2. The support mechanism should reward a storage plant according to its ability to both absorb and discharge energy, flexibility, speed of response, power rating, energy storage capacity and location.
3. Transmission and distribution licences should explicitly allow operators to own and operate electricity storage and receive capacity payments for these services.
4. Imposing electricity network charges on storage devices when both charging and discharging is disproportionate and should be halved.
5. Energy storage devices should be able to integrate with other renewable and low carbon generation solutions – including biomass, energy from waste and waste heat – without compromising their subsidies.
6. The Renewable Heat Incentive (RHI) should be amended to include devices that generate power using waste heat from non-renewable sources, such as commercial and industrial process heat, if it can be shown the electricity would displace fossil generation.
7. Initial capital grants should be extended to large-scale commercial demonstrators where appropriate, as planned for CCS.
Transport
In transport, where liquid air technologies are not yet as mature, the issues are different.
It has long been recognised that high levels of decarbonisation will be harder to achieve in transport than other sectors such as electricity generation. At the same time, it is increasingly clear (chapter 1 of the Full Report) that existing technology approaches to cutting transport emissions are not delivering quickly enough, and do not adequately address the needs of the heavy duty sector. Lorries account for 60% of global diesel demand, and the IEA has forecast that 40% of the growth in global oil demand to 2035 will come from road freight alone. Since batteries cannot currently provide the energy density required for heavy goods vehicles, alternative approaches are required to raise their efficiency and cut emissions.
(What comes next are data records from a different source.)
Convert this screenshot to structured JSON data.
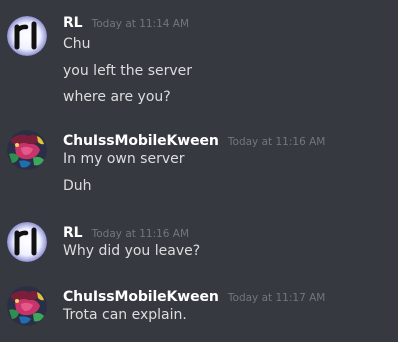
{
  "messages": [
    {
      "username": "RL",
      "timestamp": "Today at 11:14 AM",
      "avatar_icon": "rl-avatar-icon",
      "lines": [
        "Chu",
        "you left the server",
        "where are you?"
      ]
    },
    {
      "username": "ChuIssMobileKween",
      "timestamp": "Today at 11:16 AM",
      "avatar_icon": "pokemon-avatar-icon",
      "lines": [
        "In my own server",
        "Duh"
      ]
    },
    {
      "username": "RL",
      "timestamp": "Today at 11:16 AM",
      "avatar_icon": "rl-avatar-icon",
      "lines": [
        "Why did you leave?"
      ]
    },
    {
      "username": "ChuIssMobileKween",
      "timestamp": "Today at 11:17 AM",
      "avatar_icon": "pokemon-avatar-icon",
      "lines": [
        "Trota can explain."
      ]
    }
  ],
  "colors": {
    "background": "#36393f",
    "username": "#ffffff",
    "timestamp": "#72767d",
    "message_text": "#dcddde"
  }
}
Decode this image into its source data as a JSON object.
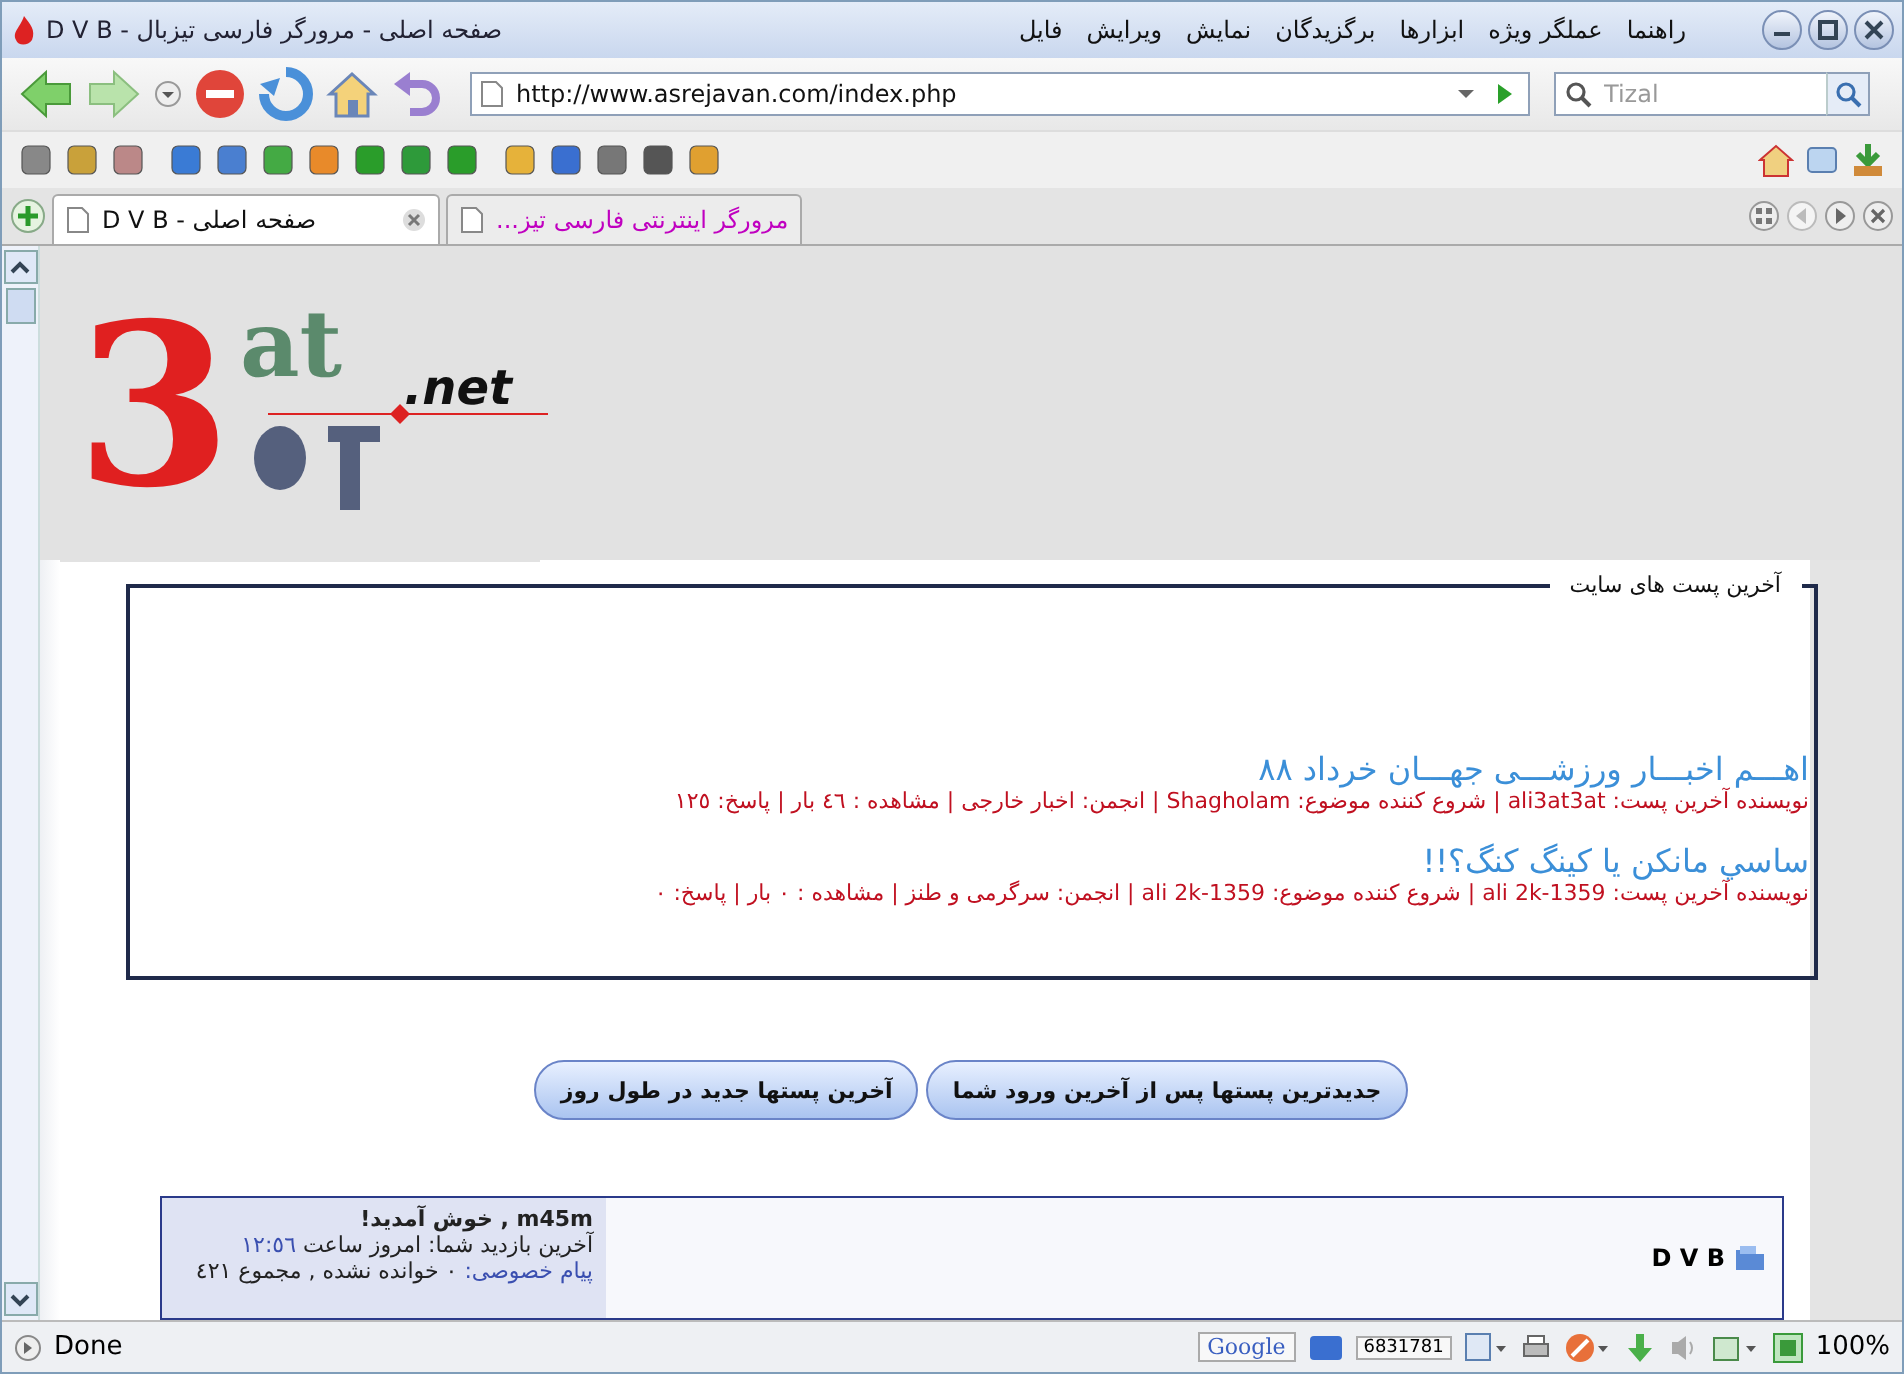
{
  "window": {
    "title": "صفحه اصلی - مرورگر فارسی تیزبال - D V B",
    "menu": [
      "راهنما",
      "عملگر ویژه",
      "ابزارها",
      "برگزیدگان",
      "نمایش",
      "ویرایش",
      "فایل"
    ]
  },
  "navbar": {
    "url": "http://www.asrejavan.com/index.php",
    "search_placeholder": "Tizal"
  },
  "tabs": [
    {
      "label": "مرورگر اینترنتی فارسی تیز...",
      "selected": false
    },
    {
      "label": "صفحه اصلی - D V B",
      "selected": true
    }
  ],
  "logo": {
    "digit": "3",
    "top": "at",
    "suffix": ".net"
  },
  "posts_box": {
    "legend": "آخرین پست های سایت",
    "posts": [
      {
        "title": "اهـــم اخبـــار ورزشـــی جهـــان خرداد ۸۸",
        "meta": "نویسنده آخرین پست: ali3at3at | شروع کننده موضوع: Shagholam | انجمن: اخبار خارجی | مشاهده : ٤٦ بار | پاسخ: ١٢٥"
      },
      {
        "title": "ساسي مانكن يا كينگ كنگ؟!!",
        "meta": "نویسنده آخرین پست: ali 2k-1359 | شروع کننده موضوع: ali 2k-1359 | انجمن: سرگرمی و طنز | مشاهده : ٠ بار | پاسخ: ٠"
      }
    ]
  },
  "buttons": [
    "جدیدترین پستها پس از آخرین ورود شما",
    "آخرین پستها جدید در طول روز"
  ],
  "welcome": {
    "greeting": "m45m , خوش آمدید!",
    "last_visit_label": "آخرین بازدید شما: امروز ساعت",
    "last_visit_time": "١٢:٥٦",
    "pm_label": "پیام خصوصی:",
    "pm_text": "٠ خوانده نشده , مجموع ٤٢١",
    "forum_title": "D V B"
  },
  "status_bar": {
    "text": "Done",
    "google": "Google",
    "counter": "6831781",
    "zoom": "100%"
  }
}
Our report Liquid Air in the energy and transport systems has shown that liquid air could help achieve major fuel and emissions savings through a variety of approaches – especially in heavy vehicles and refrigeration. These approaches are complementary to other medium-term measures such as use of natural gas as a haulage fuel.
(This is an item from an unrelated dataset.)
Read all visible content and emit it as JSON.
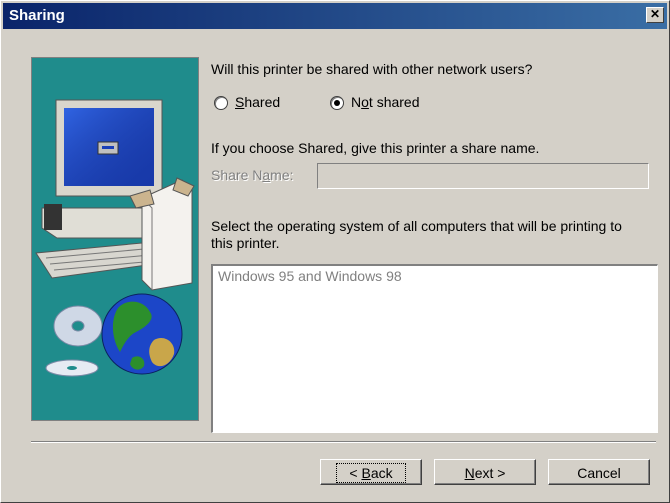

Yet policy support for early stage transport technologies such as liquid air remains somewhat insensitive to the potential of real disruptors and the needs of the small companies that typically develop them. In this context, the following changes to transport technology policy should be considered:
1. Grant funding calls should offer appropriate opportunities for disruptive technologies, and make allowance in their structure for a less widespread level of understanding of those technologies; objectives should be set but the means should be technology agnostic where possible.
2. New technologies should be supported by a process of ‘pre-clearance’, to establish their basic scientific feasibility. This pre-clearance should then be publicly available, so that fund assessors can quickly verify the unfamiliar technology’s credibility. The costs of ‘preclearance’ should be grant funded, perhaps by adapting the SMART award ‘proof of market/concept’ scheme.
3. A rigorous review should be undertaken periodically of existing visions for longer term CO2 abatement, to quantify progress against targets and identify emerging roles for disruptors. In the context of liquid air or nitrogen, this would need to embrace not only its role as a main or supplementary ‘fuel’ in some applications, but also its energy-chain interaction with electricity grid buffering and with bulk LNG evaporation.
4. Support mechanisms such as research and infrastructure grants should evolve to embrace the increasingly complex interaction of energy systems – for example, some of the liquid air vehicle-fuel systems described could involve vehicles, refrigeration, grid buffering, the industrial gas industry, and bulk LNG supply within a single concept. This opportunity may not be realised if initiatives do not ‘join up’.
5. A specific programme should be developed to support the field trial and deployment of technologies that replace or reduce diesel use in refrigerated food transport, which would be equally open to batteries and hydrogen fuel cells.